The county received a $63,000 grant in March from the National Association for PET Container Resources (NAPCOR) and SPI: The Plastics Industry Trade Association to create a model program for recycling the containers.
Formed by heating extremely thin sheets of polyethylene terephthalate, known as PET or PETE and marked by a No. 1, the thermoform segment of the PET 1 plastics market has not officially been accepted by Montgomery County until now.
PET bottles, which include soda and water bottles, have been recycled by the county for a very long time, Kao said. Any PET thermoforms that residents had been unknowingly putting into their recycling bins, the county was baling to take to market, she said.

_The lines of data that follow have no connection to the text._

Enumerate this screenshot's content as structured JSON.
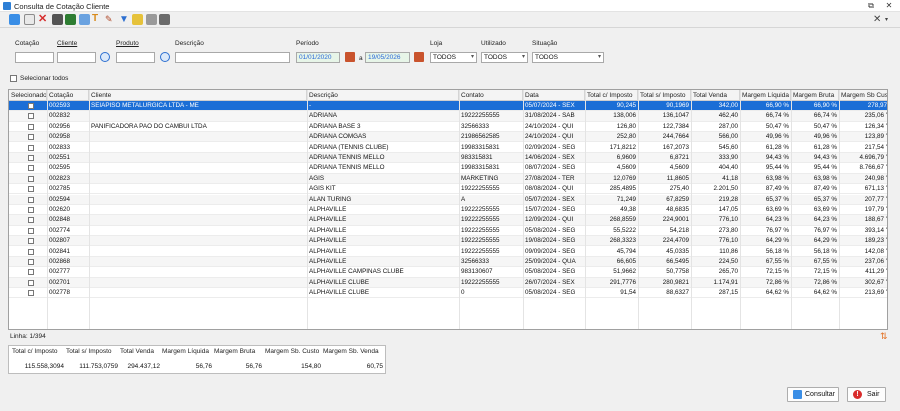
{
  "window": {
    "title": "Consulta de Cotação Cliente"
  },
  "filters": {
    "cotacao_label": "Cotação",
    "cliente_label": "Cliente",
    "produto_label": "Produto",
    "descricao_label": "Descrição",
    "periodo_label": "Período",
    "date_from": "01/01/2020",
    "a_label": "a",
    "date_to": "19/05/2026",
    "loja_label": "Loja",
    "loja_value": "TODOS",
    "utilizado_label": "Utilizado",
    "utilizado_value": "TODOS",
    "situacao_label": "Situação",
    "situacao_value": "TODOS",
    "select_all_label": "Selecionar todos"
  },
  "grid": {
    "headers": [
      "Selecionado",
      "Cotação",
      "Cliente",
      "Descrição",
      "Contato",
      "Data",
      "Total c/ Imposto",
      "Total s/ Imposto",
      "Total Venda",
      "Margem Líquida",
      "Margem Bruta",
      "Margem Sb Custo"
    ],
    "rows": [
      {
        "cot": "002593",
        "cli": "SEIAPISO METALURGICA LTDA - ME",
        "desc": "-",
        "cont": "",
        "data": "05/07/2024 - SEX",
        "tci": "90,245",
        "tsi": "90,1969",
        "tv": "342,00",
        "ml": "66,90 %",
        "mb": "66,90 %",
        "msc": "278,97"
      },
      {
        "cot": "002832",
        "cli": "",
        "desc": "ADRIANA",
        "cont": "19222255555",
        "data": "31/08/2024 - SAB",
        "tci": "138,006",
        "tsi": "136,1047",
        "tv": "462,40",
        "ml": "66,74 %",
        "mb": "66,74 %",
        "msc": "235,06 '"
      },
      {
        "cot": "002956",
        "cli": "PANIFICADORA PAO DO CAMBUI LTDA",
        "desc": "ADRIANA BASE 3",
        "cont": "32566333",
        "data": "24/10/2024 - QUI",
        "tci": "126,80",
        "tsi": "122,7384",
        "tv": "287,00",
        "ml": "50,47 %",
        "mb": "50,47 %",
        "msc": "126,34 '"
      },
      {
        "cot": "002958",
        "cli": "",
        "desc": "ADRIANA COMGAS",
        "cont": "21986562585",
        "data": "24/10/2024 - QUI",
        "tci": "252,80",
        "tsi": "244,7664",
        "tv": "566,00",
        "ml": "49,96 %",
        "mb": "49,96 %",
        "msc": "123,89 '"
      },
      {
        "cot": "002833",
        "cli": "",
        "desc": "ADRIANA (TENNIS CLUBE)",
        "cont": "19983315831",
        "data": "02/09/2024 - SEG",
        "tci": "171,8212",
        "tsi": "167,2073",
        "tv": "545,60",
        "ml": "61,28 %",
        "mb": "61,28 %",
        "msc": "217,54 '"
      },
      {
        "cot": "002551",
        "cli": "",
        "desc": "ADRIANA TENNIS MELLO",
        "cont": "983315831",
        "data": "14/06/2024 - SEX",
        "tci": "6,9609",
        "tsi": "6,8721",
        "tv": "333,90",
        "ml": "94,43 %",
        "mb": "94,43 %",
        "msc": "4.696,79 '"
      },
      {
        "cot": "002595",
        "cli": "",
        "desc": "ADRIANA TENNIS MELLO",
        "cont": "19983315831",
        "data": "08/07/2024 - SEG",
        "tci": "4,5609",
        "tsi": "4,5609",
        "tv": "404,40",
        "ml": "95,44 %",
        "mb": "95,44 %",
        "msc": "8.766,67 '"
      },
      {
        "cot": "002823",
        "cli": "",
        "desc": "AGIS",
        "cont": "MARKETING",
        "data": "27/08/2024 - TER",
        "tci": "12,0769",
        "tsi": "11,8605",
        "tv": "41,18",
        "ml": "63,98 %",
        "mb": "63,98 %",
        "msc": "240,98 '"
      },
      {
        "cot": "002785",
        "cli": "",
        "desc": "AGIS KIT",
        "cont": "19222255555",
        "data": "08/08/2024 - QUI",
        "tci": "285,4895",
        "tsi": "275,40",
        "tv": "2.201,50",
        "ml": "87,49 %",
        "mb": "87,49 %",
        "msc": "671,13 '"
      },
      {
        "cot": "002594",
        "cli": "",
        "desc": "ALAN TURING",
        "cont": "A",
        "data": "05/07/2024 - SEX",
        "tci": "71,249",
        "tsi": "67,8259",
        "tv": "219,28",
        "ml": "65,37 %",
        "mb": "65,37 %",
        "msc": "207,77 '"
      },
      {
        "cot": "002620",
        "cli": "",
        "desc": "ALPHAVILLE",
        "cont": "19222255555",
        "data": "15/07/2024 - SEG",
        "tci": "49,38",
        "tsi": "48,6835",
        "tv": "147,05",
        "ml": "63,69 %",
        "mb": "63,69 %",
        "msc": "197,79 '"
      },
      {
        "cot": "002848",
        "cli": "",
        "desc": "ALPHAVILLE",
        "cont": "19222255555",
        "data": "12/09/2024 - QUI",
        "tci": "268,8559",
        "tsi": "224,9001",
        "tv": "776,10",
        "ml": "64,23 %",
        "mb": "64,23 %",
        "msc": "188,67 '"
      },
      {
        "cot": "002774",
        "cli": "",
        "desc": "ALPHAVILLE",
        "cont": "19222255555",
        "data": "05/08/2024 - SEG",
        "tci": "55,5222",
        "tsi": "54,218",
        "tv": "273,80",
        "ml": "76,97 %",
        "mb": "76,97 %",
        "msc": "393,14 '"
      },
      {
        "cot": "002807",
        "cli": "",
        "desc": "ALPHAVILLE",
        "cont": "19222255555",
        "data": "19/08/2024 - SEG",
        "tci": "268,3323",
        "tsi": "224,4709",
        "tv": "776,10",
        "ml": "64,29 %",
        "mb": "64,29 %",
        "msc": "189,23 '"
      },
      {
        "cot": "002841",
        "cli": "",
        "desc": "ALPHAVILLE",
        "cont": "19222255555",
        "data": "09/09/2024 - SEG",
        "tci": "45,794",
        "tsi": "45,0335",
        "tv": "110,86",
        "ml": "56,18 %",
        "mb": "56,18 %",
        "msc": "142,08 '"
      },
      {
        "cot": "002868",
        "cli": "",
        "desc": "ALPHAVILLE",
        "cont": "32566333",
        "data": "25/09/2024 - QUA",
        "tci": "66,605",
        "tsi": "66,5495",
        "tv": "224,50",
        "ml": "67,55 %",
        "mb": "67,55 %",
        "msc": "237,06 '"
      },
      {
        "cot": "002777",
        "cli": "",
        "desc": "ALPHAVILLE CAMPINAS CLUBE",
        "cont": "983130607",
        "data": "05/08/2024 - SEG",
        "tci": "51,9662",
        "tsi": "50,7758",
        "tv": "265,70",
        "ml": "72,15 %",
        "mb": "72,15 %",
        "msc": "411,29 '"
      },
      {
        "cot": "002701",
        "cli": "",
        "desc": "ALPHAVILLE CLUBE",
        "cont": "19222255555",
        "data": "26/07/2024 - SEX",
        "tci": "291,7776",
        "tsi": "280,9821",
        "tv": "1.174,91",
        "ml": "72,86 %",
        "mb": "72,86 %",
        "msc": "302,67 '"
      },
      {
        "cot": "002778",
        "cli": "",
        "desc": "ALPHAVILLE CLUBE",
        "cont": "0",
        "data": "05/08/2024 - SEG",
        "tci": "91,54",
        "tsi": "88,6327",
        "tv": "287,15",
        "ml": "64,62 %",
        "mb": "64,62 %",
        "msc": "213,69 '"
      }
    ]
  },
  "status": {
    "line_text": "Linha: 1/394"
  },
  "totals": {
    "headers": [
      "Total c/ Imposto",
      "Total s/ Imposto",
      "Total Venda",
      "Margem Líquida",
      "Margem Bruta",
      "Margem Sb. Custo",
      "Margem Sb. Venda"
    ],
    "values": [
      "115.558,3094",
      "111.753,0759",
      "294.437,12",
      "56,76",
      "56,76",
      "154,80",
      "60,75"
    ]
  },
  "buttons": {
    "consultar": "Consultar",
    "sair": "Sair"
  }
}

Of plastics, PET is the most recycled in the world and can be recycled multiple times, according to NAPCOR.
NAPCOR determined that the total number of pounds of PET bottles and jars available in the United States for recycling in 2010 was 5.350 billion.
According to its 2010 report, that number reflects the total amount of PET bottle resin used by U.S. bottle manufacturers from U.S., foreign and recycled sources, less scrap generated and not re-used, exported bottles and pre-forms, and bottles less than eight ounces in size.
The amount of post-consumer PET bottles collected for recycling and sold in the United States in 2010 was 1,557.2 million pounds.
While PET bottles have been widely recycled, the first recycled in 1977, questions of viscosity and configuration have historically kept PET thermoforms out of most recycling streams, said Kate Eagles, Communications Director for NAPCOR.
NAPCOR has been actively working to overcome the obstacles preventing PET thermoforms from being recycled on a wide scale, she said.
As part of that effort, Montgomery County was one of three jurisdictions nationally selected out of 13 proposals for a grant to create a model program for collecting and recycling the thermoform plastics.
The county has identified markets for the thermoformed plastics that can be turned into clean flakes that can then be turned into items like a tablecloth, Kao said.
PET thermoform can be seen throughout grocery stores holding items like strawberries and tomatoes, stacked up for take-out salads, protecting cakes and cookies, and filled with potato salad or hummus.
In the future, it is going to be more prevalent as the packaging industry turns more to its use, Kao said.
“We have identified markets for these, companies that are using the PET thermoforms are using them and manufacturing items from the recycled PET ingredients,” she said. “That is why we are now able to expand to add these things.”
Residents can soon expect a postcard in the mail that will identify the new plastics being accepted by the county and reiterate the other items the county recycles, Kao said.
Starting in July and running through September, the county will undertake a $155,000, multi-media outreach and education campaign about the expanded recycling program, including print and transit advertising and information on the county’s cable television channel and on the radio, she said.